David Benedict

Current position
- Title: Athletic director
- Team: UConn
- Conference: Big East

Biographical details
- Born: Tempe, Arizona, U.S.
- Alma mater: Southern Utah University

Administrative career (AD unless noted)
- 1996–2006: Arizona State University (associate director of development and executive director of the Sun Angels Foundation)
- 2007–2010: Long Beach State (assistant AD)
- 2010–2012: VCU (executive assistant AD, interim AD)
- 2012–2014: Minnesota (deputy AD)
- 2014–2016: Auburn (COO of athletic department)
- 2016–present: UConn

= David Benedict =

American college sports administrator

David Benedict is the athletic director at the University of Connecticut. Under his aegis, UConn won consecutive men's NCAA basketball championships in 2023 and 2024, and the women's championship in 2025.

==Early life and education==
Benedict is a native of Tempe, Arizona. He had his start in sports as a ball boy for Mesa Community College (MCC) football team in Mesa, Arizona, where his father coached. After high school he played center and linebacker at MCC, after his father had left the program. A 1995 graduate of Southern Utah University, he played linebacker on the football team. He graduated with a degree in physical education, and obtained a master's degree in sports management from New Mexico Highlands in 1996, where he was a graduate assistant football coach.

==Sports management career==
Benedict got his start in sports management in 1996 at Arizona State University.

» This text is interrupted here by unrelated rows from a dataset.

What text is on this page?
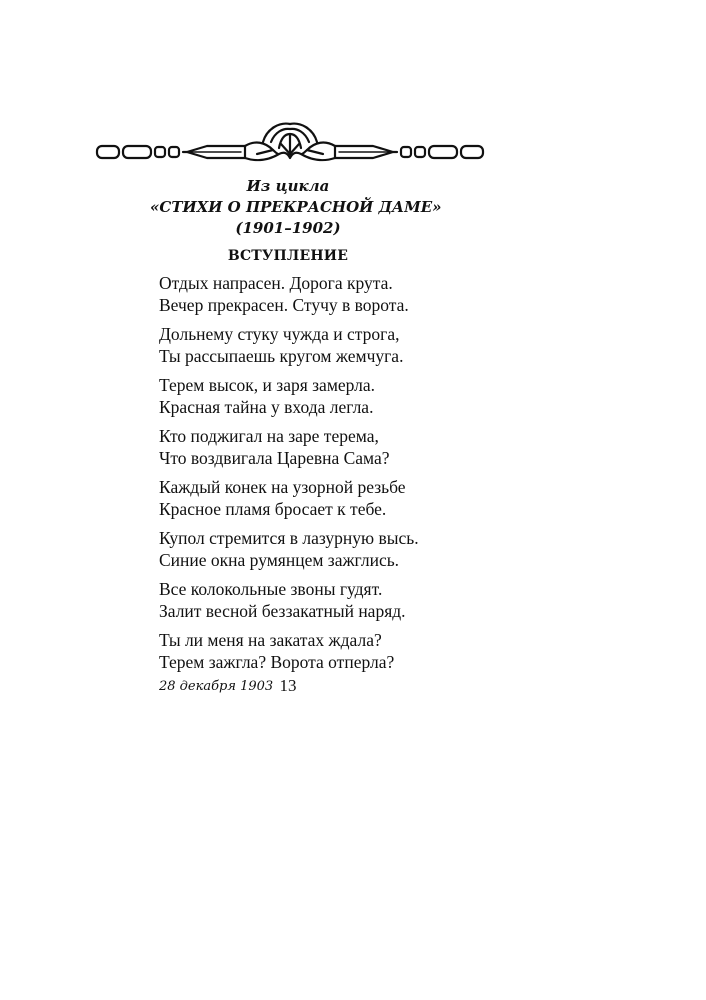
Из цикла
«СТИХИ О ПРЕКРАСНОЙ ДАМЕ»
(1901–1902)
ВСТУПЛЕНИЕ
Отдых напрасен. Дорога крута.
Вечер прекрасен. Стучу в ворота.
Дольнему стуку чужда и строга,
Ты рассыпаешь кругом жемчуга.
Терем высок, и заря замерла.
Красная тайна у входа легла.
Кто поджигал на заре терема,
Что воздвигала Царевна Сама?
Каждый конек на узорной резьбе
Красное пламя бросает к тебе.
Купол стремится в лазурную высь.
Синие окна румянцем зажглись.
Все колокольные звоны гудят.
Залит весной беззакатный наряд.
Ты ли меня на закатах ждала?
Терем зажгла? Ворота отперла?
28 декабря 1903 13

He was initially hired for only a single task, organizing the event dedicating and naming the football field for former coach Frank Kush. He impressed a top administrator and was offered a position. His first role there was as a "gofer...at the very bottom of the ranks." There until 2006, he advanced to being associate director of development and executive director of the fundraising Sun Angels Foundation. He left ASU to become assistant AD at Long Beach State; this was followed by a short detour into healthcare at Scottsdale Health Foundation. Returning to sports management in 2010, he was associate AD at VCU, overseeing fundraising and "development operations." In 2012 he became interim AD, leading the school's transition from the Colonial League to the Atlantic 10. This was followed by stints of two years each at Auburn University, where he was COO of the athletics department, and University of Minnesota. At Auburn, he was closely involved in interviewing and then hiring Bruce Pearl as basketball coach.

===AD at UConn===
In 2016 he was appointed AD at UConn; his time there has been "highly successful."
- The men's basketball team won back-to-back national championships in 2023 and 2024. Major moves by Benedict helped revitalize the "semi-dormant" basketball program; these included hiring Dan Hurley as coach in 2018 and orchestrating a complicated return to the Big East Conference in 2020.
- UConn Huskies women's basketball has maintained national prominence, and in 2024 he extended coach Auriemma's contract through 2029 providing stability for the program. In 2025 it won the NCAA championship.
- He hired Jim Mora in 2021, which revitalized the football program.
- State of the art facilities for baseball, softball and men's and women's hockey have been built.
- Department budget shortfalls have been wiped out. He negotiated a $96 million 15 year IMG renewal and multi-year extensions with Nike through the 2028–2029 academic year.
- There is a "dramatically upgraded" student-athlete center. This 80,000 square foot renovation was largely funded by Trisha Bailey, a 1999 UConn graduate. It will service UConn's 600 student-athletes and be home for six Olympic sports, five of which are women's programs.
- Benedict has "embraced" the NIL program in support of its student-athletes. UConn's use of NIL has had a positive impact on the men's basketball program.

==Personal==
His wife, Lisa, was a two-time NCAA champion and four-time All-American gymnast at ASU; they have twin sons. His father, Allen, played football under Frank Kush at ASU and was a longtime football coach at Tempe High School and Mesa Community College before he got into athletic administration.